But I have already found an oddity.  I imported into it the project that I am currently working on in Finereader 10 — part of Ibn Abi Usaibia — and it looks really weird!  All the recognised text is spaced out vertically!  The paragraph style is “bar code”, and no other styles are available. 

Here’s what I see when I open it:

Opening a Finereader 10 project in Finereader 11

Not very useful, is it?  But when I minimise the image, and increase the recognised panel to 100% size, it looks like this!

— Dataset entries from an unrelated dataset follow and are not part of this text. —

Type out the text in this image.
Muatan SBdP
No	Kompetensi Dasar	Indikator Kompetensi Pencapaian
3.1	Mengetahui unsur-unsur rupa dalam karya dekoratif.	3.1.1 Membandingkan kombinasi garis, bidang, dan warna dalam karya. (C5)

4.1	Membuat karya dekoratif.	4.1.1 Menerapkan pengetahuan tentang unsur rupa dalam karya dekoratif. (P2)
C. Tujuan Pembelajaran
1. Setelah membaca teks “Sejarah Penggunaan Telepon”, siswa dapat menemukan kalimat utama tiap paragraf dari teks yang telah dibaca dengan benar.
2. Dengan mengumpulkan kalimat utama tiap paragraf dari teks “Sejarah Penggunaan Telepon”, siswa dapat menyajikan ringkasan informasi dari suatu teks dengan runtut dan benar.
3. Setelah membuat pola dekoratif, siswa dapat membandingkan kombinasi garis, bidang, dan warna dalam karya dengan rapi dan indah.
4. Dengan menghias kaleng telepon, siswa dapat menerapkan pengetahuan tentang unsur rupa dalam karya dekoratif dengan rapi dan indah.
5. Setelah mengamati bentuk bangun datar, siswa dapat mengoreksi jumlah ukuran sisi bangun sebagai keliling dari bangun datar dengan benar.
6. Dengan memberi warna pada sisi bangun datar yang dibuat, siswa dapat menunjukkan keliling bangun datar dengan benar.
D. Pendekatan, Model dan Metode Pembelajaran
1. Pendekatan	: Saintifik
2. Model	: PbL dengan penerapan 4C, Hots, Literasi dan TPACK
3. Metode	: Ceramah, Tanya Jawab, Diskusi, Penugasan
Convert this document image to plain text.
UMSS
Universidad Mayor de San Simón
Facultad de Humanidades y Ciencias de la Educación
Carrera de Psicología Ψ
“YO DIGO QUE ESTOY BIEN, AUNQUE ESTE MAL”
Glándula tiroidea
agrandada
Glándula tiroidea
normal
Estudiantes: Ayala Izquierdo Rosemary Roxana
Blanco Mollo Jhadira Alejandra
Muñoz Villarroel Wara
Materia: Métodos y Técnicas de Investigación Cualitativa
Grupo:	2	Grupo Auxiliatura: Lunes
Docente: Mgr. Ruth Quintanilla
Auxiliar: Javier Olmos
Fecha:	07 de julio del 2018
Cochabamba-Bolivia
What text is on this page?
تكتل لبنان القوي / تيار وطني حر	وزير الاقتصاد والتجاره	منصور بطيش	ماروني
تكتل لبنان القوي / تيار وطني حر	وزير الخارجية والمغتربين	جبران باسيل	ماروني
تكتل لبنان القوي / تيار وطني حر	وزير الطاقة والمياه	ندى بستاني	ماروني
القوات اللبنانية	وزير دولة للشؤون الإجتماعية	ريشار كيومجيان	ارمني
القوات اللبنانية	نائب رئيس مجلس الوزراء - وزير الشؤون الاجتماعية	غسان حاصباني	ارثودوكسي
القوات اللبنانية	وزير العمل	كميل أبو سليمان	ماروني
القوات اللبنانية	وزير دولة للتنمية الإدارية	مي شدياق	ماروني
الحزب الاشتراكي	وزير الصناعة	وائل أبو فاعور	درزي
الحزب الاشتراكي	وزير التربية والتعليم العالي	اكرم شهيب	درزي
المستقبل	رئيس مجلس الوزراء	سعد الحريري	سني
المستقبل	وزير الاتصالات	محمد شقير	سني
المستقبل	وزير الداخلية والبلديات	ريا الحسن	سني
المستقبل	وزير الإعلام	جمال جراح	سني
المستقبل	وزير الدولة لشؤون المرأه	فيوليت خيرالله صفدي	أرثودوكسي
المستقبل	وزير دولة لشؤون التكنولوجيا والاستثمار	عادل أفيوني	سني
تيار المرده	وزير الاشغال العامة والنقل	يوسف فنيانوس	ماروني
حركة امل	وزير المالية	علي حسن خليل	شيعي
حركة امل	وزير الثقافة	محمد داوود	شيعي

Finereader 11 – zoomed version of recognised text

There seems to be no rhyme or reason for the massive gaps between lines.  And here is the very same project in Finereader 10:

Finereader 10 image of same document

Weird.  Doubtless there is some setting to persuade FR11 to behave, but it isn’t obvious what.  This does NOT happen when I recognise the page again in FR11.  The style gets set to “Body Text (2)”, in this case. 

And … when I do Ctrl-Z, and revert the recognition, it goes back to the weird appearance above.  But … this time, a bunch of other styles are available, and if I change to BodyText2, that is what I get.  But on the next page … once again, Barcode is the only style. 

This must be a bug, I think.  It means that Abbyy’s testers have not tested importing documents from FR10 sufficiently.  What it means is that you can’t upgrade projects once you start them.  Well … I try to keep my projects small, and break up large documents into small chunks, so I shan’t mind.  That would seem to be the workaround.

One good feature that is new, is that it remembers where you were in the document last time.  All previous versions always opened the document at page 1.  I got quite accustomed, indeed, to placing a “qqq” at the point where I stopped, so I could find it again next time.  No need in FR11, it seems.

Also FR11 comes bundled with “PDF Transformer 3”.  This suggests that the latter product was bought in, to beef up the rather unremarkable PDF handling in Finereader.  I’ve not tried this yet, tho.